JAKARTA – Kegiatan Forum Wasilah Subuh kembali digelar dengan khidmat di Masjid Al-Akbar, Golkar Provinsi DKI Jakarta, Cikini, Menteng, Jakarta Pusat, Sabtu (18/4/2026). Acara yang diisi dengan sholat subuh berjamaah dan tausiyah ini menjadi momentum penting dalam mempererat silaturahmi serta memperkuat nilai-nilai keimanan di tengah masyarakat perkotaan.
Ketua DKM Masjid Al-Akbar, HM Ashraf Ali, Bac, SH, dalam sambutannya menegaskan pentingnya peran masjid sebagai pusat pembinaan umat sekaligus benteng moral dalam menghadapi berbagai tantangan zaman. Ashraf mengawali dengan mengajak seluruh jamaah untuk senantiasa bersyukur atas nikmat kesehatan dan kesempatan berkumpul dalam suasana ibadah.
“Alhamdulillah, pada pagi hari ini kita dapat berkumpul dalam kegiatan Wasilah Subuh yang diprogramkan oleh Dewan Masjid. Semoga keberkahan dan rahmat Allah senantiasa menyertai kita semua,” ujarnya.
Ashraf Ali juga menyampaikan salam dari sejumlah tokoh Golkar DKI, termasuk Ketua Golkar DKI Jakarta Ahmad Zaki Iskandar dan Sekretaris Golkar DKI Jakarta Basri Baco, Ketua Harian Golkar DKI Jakarta Judistira Hermawan yang disebutnya memiliki perhatian besar terhadap kegiatan keumatan dan pembinaan masjid. Ia menekankan, kolaborasi antara pengurus masjid, pemerintah, dan tokoh masyarakat sangat penting dalam menciptakan lingkungan yang harmonis.
Dalam sambutannya, Ashraf turut mengisahkan pengalamannya yang baru tiga bulan menjabat sebagai Ketua DKM Masjid Al-Akbar. Ashraf mengaku memiliki rekam jejak panjang dalam pengelolaan masjid, termasuk pengabdiannya selama puluhan tahun di Masjid Cut Meutia. Hal ini menjadi modal penting dalam mengembangkan program-program keumatan yang lebih progresif.
Lebih lanjut, ia menyoroti pentingnya forum seperti Wasilah Subuh sebagai sarana mempererat ukhuwah Islamiyah. Menurutnya, kegiatan serupa kini telah meluas di berbagai wilayah dan terbukti mampu menciptakan suasana masyarakat yang lebih kondusif.
“Melalui kegiatan subuh berjamaah, kita bisa meredam potensi konflik di masyarakat. Dulu ada gesekan antarwilayah, sekarang alhamdulillah sudah jauh lebih damai,” ungkapnya.
Ashraf juga menyinggung situasi global yang penuh ketidakpastian, termasuk konflik di Timur Tengah. Ia mengajak jamaah untuk bersyukur tinggal di Indonesia yang relatif aman dan damai, serta menjadikan masjid sebagai tempat memperkuat persatuan dan ketenangan batin.
“Masjid harus menjadi benteng umat, tempat membangun keimanan, persatuan, dan ketenangan di tengah hiruk-pikuk dunia,” tegasnya.

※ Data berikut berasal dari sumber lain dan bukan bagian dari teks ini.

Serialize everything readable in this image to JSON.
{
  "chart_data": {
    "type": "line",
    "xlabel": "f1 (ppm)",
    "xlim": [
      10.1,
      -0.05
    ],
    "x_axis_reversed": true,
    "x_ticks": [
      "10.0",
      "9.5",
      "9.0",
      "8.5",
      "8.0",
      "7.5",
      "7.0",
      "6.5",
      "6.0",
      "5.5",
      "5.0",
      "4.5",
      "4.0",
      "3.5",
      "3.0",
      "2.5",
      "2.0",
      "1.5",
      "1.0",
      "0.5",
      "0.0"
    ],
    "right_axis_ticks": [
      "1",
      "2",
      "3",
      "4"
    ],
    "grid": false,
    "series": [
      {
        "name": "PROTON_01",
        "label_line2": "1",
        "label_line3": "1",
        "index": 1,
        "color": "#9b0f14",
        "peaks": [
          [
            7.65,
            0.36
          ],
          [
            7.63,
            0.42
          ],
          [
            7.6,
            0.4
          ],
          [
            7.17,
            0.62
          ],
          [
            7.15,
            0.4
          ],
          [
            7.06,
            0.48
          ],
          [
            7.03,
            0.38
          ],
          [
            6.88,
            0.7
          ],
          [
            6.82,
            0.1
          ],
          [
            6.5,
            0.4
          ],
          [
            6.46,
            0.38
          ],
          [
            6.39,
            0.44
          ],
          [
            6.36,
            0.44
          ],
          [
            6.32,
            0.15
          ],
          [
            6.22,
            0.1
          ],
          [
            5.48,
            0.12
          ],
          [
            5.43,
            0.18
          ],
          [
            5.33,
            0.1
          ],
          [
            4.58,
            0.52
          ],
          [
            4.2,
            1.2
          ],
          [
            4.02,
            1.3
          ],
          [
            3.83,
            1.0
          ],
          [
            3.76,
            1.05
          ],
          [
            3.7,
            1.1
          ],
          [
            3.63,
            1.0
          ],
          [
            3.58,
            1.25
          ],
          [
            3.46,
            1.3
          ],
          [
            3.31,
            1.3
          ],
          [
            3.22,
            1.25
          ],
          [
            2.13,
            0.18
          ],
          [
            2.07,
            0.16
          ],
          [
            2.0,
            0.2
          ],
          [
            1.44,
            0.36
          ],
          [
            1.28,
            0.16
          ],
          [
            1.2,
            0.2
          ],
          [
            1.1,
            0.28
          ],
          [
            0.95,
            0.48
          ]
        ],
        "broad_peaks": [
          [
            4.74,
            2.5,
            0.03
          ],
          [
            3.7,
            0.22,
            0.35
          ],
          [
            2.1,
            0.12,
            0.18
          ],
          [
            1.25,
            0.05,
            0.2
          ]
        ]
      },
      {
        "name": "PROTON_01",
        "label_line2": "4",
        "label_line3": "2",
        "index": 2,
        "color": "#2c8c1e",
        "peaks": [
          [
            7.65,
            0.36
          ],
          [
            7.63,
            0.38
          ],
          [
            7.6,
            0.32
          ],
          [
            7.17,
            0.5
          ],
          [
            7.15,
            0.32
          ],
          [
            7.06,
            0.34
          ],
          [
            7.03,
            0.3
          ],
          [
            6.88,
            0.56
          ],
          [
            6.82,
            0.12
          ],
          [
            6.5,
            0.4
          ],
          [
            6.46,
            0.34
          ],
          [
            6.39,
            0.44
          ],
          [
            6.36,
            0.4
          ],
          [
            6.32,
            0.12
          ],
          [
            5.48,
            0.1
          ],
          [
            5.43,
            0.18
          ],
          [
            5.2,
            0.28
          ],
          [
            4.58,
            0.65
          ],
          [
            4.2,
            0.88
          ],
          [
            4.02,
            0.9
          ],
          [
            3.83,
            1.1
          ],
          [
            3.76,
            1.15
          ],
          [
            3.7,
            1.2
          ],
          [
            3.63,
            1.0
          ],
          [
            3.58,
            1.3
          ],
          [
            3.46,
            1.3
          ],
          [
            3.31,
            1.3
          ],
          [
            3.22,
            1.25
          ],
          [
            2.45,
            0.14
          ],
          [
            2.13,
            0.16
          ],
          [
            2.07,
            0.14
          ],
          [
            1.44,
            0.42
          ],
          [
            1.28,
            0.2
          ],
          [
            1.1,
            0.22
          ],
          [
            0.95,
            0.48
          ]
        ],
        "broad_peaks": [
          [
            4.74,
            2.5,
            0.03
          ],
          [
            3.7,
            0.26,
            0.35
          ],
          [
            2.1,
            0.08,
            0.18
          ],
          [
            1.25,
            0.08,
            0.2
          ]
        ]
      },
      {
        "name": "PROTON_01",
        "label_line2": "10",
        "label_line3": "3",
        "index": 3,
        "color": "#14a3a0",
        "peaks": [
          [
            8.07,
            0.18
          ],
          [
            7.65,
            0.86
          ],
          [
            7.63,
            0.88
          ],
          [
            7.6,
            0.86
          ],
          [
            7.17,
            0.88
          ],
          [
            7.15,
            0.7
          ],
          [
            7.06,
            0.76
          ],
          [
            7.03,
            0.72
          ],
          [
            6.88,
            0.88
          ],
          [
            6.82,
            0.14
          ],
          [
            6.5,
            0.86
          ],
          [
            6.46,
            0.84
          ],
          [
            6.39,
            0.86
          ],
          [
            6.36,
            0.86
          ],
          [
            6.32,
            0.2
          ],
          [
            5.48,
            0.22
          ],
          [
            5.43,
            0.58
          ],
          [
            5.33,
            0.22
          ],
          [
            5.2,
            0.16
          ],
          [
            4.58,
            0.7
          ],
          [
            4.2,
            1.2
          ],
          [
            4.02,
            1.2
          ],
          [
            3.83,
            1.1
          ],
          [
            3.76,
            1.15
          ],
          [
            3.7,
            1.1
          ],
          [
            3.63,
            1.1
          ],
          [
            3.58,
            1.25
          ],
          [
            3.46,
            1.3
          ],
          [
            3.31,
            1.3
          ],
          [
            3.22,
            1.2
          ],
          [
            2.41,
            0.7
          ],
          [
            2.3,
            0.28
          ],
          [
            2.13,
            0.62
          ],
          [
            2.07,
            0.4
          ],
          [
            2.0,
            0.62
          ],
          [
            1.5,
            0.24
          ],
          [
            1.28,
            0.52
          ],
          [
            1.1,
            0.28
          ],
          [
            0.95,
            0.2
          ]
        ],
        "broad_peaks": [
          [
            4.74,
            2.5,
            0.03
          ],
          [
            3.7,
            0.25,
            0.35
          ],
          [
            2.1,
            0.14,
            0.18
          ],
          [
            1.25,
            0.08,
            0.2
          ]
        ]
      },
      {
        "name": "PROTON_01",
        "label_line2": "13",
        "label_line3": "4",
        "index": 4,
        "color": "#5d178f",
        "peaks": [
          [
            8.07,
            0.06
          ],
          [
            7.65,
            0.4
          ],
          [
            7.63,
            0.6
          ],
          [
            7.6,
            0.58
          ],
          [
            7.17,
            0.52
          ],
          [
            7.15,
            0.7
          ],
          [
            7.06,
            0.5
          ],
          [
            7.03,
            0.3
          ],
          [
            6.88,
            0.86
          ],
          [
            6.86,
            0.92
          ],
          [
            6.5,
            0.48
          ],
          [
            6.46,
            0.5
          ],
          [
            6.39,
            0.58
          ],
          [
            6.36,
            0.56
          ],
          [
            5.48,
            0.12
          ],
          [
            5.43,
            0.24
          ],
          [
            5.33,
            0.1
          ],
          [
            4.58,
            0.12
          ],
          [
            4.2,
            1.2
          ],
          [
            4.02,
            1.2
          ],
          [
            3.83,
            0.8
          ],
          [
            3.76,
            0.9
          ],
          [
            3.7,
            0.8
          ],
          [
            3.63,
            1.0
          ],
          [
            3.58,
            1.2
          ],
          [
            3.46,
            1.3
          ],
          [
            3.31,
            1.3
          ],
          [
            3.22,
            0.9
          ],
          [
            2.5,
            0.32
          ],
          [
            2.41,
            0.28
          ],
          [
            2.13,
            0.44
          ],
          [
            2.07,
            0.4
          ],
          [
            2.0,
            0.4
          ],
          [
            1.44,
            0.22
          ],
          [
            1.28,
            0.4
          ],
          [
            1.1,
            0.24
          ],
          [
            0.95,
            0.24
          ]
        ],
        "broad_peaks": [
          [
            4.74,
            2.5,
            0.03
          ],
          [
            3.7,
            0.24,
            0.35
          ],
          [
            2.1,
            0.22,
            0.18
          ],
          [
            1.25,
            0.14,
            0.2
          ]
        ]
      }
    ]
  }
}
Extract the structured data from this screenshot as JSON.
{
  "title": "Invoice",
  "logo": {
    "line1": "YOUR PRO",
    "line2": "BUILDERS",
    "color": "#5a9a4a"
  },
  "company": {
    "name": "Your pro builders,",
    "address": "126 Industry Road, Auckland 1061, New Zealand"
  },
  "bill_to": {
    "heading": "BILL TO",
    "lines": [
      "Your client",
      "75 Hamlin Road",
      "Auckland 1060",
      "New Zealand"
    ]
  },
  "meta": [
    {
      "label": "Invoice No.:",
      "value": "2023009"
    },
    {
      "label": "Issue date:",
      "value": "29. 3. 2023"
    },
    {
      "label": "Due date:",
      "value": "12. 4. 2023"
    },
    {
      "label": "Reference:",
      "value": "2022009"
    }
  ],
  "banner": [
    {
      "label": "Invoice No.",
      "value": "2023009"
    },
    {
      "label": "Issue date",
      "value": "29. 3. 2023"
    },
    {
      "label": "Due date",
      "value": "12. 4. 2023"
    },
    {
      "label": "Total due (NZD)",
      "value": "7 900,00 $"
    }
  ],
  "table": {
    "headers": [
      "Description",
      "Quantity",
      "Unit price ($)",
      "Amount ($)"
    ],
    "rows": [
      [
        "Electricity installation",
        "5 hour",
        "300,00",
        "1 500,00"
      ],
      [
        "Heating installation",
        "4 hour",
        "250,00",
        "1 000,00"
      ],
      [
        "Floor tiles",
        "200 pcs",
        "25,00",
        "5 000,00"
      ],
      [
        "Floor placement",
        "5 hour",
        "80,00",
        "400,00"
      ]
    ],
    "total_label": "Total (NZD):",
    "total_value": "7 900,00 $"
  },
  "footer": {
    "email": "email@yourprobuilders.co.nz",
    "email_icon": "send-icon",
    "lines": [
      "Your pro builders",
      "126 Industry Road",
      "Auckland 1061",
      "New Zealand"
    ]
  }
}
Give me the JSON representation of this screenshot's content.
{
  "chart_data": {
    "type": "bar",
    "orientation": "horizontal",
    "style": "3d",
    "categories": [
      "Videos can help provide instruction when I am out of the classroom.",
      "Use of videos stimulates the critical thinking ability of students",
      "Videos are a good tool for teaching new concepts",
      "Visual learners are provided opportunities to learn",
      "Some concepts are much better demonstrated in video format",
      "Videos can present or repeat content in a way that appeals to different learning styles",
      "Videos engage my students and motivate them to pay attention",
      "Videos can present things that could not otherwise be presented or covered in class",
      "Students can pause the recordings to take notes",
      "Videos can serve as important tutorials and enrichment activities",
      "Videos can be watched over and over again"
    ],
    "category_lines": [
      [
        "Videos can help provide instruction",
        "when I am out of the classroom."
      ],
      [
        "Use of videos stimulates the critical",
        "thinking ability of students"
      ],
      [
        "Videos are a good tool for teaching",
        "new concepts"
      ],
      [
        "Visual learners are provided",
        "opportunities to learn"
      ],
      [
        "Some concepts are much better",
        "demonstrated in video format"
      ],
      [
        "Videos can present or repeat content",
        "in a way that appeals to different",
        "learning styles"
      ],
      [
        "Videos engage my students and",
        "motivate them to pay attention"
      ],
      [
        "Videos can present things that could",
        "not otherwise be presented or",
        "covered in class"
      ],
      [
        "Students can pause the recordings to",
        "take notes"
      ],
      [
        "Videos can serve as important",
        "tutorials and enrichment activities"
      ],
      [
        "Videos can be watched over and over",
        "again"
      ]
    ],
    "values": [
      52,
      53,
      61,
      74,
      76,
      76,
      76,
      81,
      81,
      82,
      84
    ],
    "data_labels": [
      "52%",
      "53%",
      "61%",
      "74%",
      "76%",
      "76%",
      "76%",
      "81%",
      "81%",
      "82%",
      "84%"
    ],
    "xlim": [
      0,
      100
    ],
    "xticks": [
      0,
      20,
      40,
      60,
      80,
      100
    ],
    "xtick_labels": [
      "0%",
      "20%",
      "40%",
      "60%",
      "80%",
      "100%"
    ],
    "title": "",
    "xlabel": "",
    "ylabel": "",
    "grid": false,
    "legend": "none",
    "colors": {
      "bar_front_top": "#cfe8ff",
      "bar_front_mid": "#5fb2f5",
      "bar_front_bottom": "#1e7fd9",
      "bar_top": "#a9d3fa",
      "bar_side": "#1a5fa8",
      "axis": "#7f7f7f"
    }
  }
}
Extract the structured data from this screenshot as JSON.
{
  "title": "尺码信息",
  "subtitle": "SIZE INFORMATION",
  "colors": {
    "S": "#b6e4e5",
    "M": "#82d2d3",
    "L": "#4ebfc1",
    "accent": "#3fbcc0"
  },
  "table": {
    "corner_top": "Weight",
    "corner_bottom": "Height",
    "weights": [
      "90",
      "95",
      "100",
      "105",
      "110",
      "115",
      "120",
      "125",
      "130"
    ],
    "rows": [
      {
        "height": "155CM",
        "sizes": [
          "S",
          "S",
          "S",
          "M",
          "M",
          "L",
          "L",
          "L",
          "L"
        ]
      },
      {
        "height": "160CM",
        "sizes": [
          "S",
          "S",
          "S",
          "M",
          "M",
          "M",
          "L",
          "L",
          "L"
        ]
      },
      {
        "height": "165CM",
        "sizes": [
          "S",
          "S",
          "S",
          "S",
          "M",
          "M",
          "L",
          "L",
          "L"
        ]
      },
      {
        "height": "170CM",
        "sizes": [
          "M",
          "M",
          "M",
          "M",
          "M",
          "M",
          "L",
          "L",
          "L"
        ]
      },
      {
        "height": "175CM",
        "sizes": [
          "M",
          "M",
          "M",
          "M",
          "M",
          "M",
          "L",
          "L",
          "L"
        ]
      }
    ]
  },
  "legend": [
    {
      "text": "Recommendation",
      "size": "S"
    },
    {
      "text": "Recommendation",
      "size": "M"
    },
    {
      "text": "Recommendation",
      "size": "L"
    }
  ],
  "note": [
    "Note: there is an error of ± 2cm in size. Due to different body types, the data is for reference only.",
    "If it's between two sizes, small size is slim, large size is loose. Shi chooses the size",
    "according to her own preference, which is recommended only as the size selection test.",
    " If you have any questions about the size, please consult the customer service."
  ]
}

Selain itu, ia mengajak masyarakat untuk mendukung pemerintah dalam menjaga stabilitas dan ketertiban. Menurutnya, sinergi antara umat dan aparat negara sangat penting dalam menjaga keutuhan bangsa, termasuk dalam menghadapi persoalan sosial seperti sampah, kriminalitas, dan penyalahgunaan narkoba.
Dalam konteks lokal Jakarta, Ashraf menyoroti pentingnya peran masyarakat dalam menjaga lingkungan, termasuk mengatasi persoalan sampah yang masih menjadi tantangan. Ia juga mengingatkan agar generasi muda dijaga dari pengaruh negatif seperti begal dan narkoba.
Di akhir sambutannya, Ashraf membuka akses seluas-luasnya bagi masyarakat untuk memanfaatkan fasilitas Masjid Al-Akbar sebagai pusat kegiatan keumatan. Ia menyebut masjid tersebut dilengkapi berbagai sarana seperti aula dan ruang pertemuan yang dapat digunakan untuk kegiatan sosial dan keagamaan.
“Kami membuka diri, masjid ini milik umat. Silakan dimanfaatkan untuk kegiatan yang bermanfaat bagi masyarakat,” katanya.
Kegiatan Wasilah Subuh ini diharapkan terus menjadi agenda rutin yang tidak hanya memperkuat spiritualitas, tetapi juga membangun solidaritas sosial di tengah masyarakat Jakarta, khususnya di wilayah Menteng dan sekitarnya.